Cinéaste et dramaturge né de parents irlandais dans la capitale britannique, McDonagh propose un point de vue intime mais extérieur – comparable à celui de son frère aîné, John Michael McDonagh (The Guard, 2011 ; Calvary, 2014) – qui témoigne d’un rapport ambivalent à son pays ancestral : s’il en retranscrit délicatement les sonorités et la cadence, le folklore et le tempérament, on relève également une part de rejet satirique dans sa représentation amère de divers aspects culturels et figures d’autorité (le policier, le prêtre, le combattant indépendantiste). Cela vaut autant pour son théâtre que pour son cinéma, deux mondes qui se croisent ici, puisque The Banshees of Inisherin vient compléter sa trilogie des îles d’Aran débutée avec les pièces The Cripple of Inishmaan et The Lieutenant of Inishmore, prenant la place qu’aurait pu occuper The Banshees of Inisheer, œuvre jamais publiée que l’auteur disait vouloir retravailler quand il sera plus âgé.
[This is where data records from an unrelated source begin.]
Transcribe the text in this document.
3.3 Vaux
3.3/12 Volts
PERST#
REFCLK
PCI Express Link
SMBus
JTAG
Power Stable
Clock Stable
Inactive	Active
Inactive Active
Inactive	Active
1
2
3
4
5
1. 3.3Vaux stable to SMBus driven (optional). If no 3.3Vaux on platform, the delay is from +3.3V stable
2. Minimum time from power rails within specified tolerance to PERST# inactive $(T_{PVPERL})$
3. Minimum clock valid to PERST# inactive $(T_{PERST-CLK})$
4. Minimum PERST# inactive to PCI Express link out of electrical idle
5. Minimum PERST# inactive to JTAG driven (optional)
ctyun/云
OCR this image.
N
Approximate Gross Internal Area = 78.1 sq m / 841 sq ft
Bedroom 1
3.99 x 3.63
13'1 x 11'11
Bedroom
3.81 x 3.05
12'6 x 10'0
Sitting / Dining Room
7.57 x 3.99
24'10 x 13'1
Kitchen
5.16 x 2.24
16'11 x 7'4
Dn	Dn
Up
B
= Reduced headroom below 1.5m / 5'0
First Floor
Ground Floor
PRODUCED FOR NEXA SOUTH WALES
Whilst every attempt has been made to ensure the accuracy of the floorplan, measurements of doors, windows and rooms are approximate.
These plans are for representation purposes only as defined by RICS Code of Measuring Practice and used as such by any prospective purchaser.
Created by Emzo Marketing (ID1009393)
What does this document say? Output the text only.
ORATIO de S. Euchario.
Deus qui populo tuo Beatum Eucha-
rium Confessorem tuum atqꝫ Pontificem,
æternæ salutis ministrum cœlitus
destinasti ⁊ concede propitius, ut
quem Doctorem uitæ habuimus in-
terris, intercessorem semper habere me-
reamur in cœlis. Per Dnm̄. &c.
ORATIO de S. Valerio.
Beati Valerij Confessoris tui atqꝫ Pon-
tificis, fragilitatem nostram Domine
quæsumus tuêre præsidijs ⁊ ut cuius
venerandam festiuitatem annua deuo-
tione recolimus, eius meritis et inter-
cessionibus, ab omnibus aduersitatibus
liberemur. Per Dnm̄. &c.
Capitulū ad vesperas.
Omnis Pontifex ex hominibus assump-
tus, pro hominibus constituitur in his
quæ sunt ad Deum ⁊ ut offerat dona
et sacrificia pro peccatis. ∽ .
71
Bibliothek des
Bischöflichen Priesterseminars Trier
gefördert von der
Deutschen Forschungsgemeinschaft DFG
Moins prolifique au cinéma qu’au théâtre – à 27 ans, il devenait le seul dramaturge depuis Shakespeare à avoir quatre pièces mises en scène à Londres dans la même saison – McDonagh atteint à présent avec ce film, le plus acclamé de sa carrière, une sorte de maturité, ou en tout cas une phase d’autoréflexion. Il est en effet possible de voir, derrière les personnages immenses de Farrell et Gleeson – l’un simplet et satisfait de peu, l’autre maussade et possédé par l’idée de faire sa marque en tant qu’artiste – deux facettes d’un enfant terrible vieillissant qui s’interroge sur la valeur de son style, partagé entre attrait du divertissement vulgaire et désir de profondeur. Longtemps comparé à Tarantino, qu’il a pu critiquer tout en s’inscrivant dans sa continuité, McDonagh s’affirme désormais prêt à rendre son cinéma « le moins cool possible ». Que dire, si ce n’est : la transition s’annonce bien.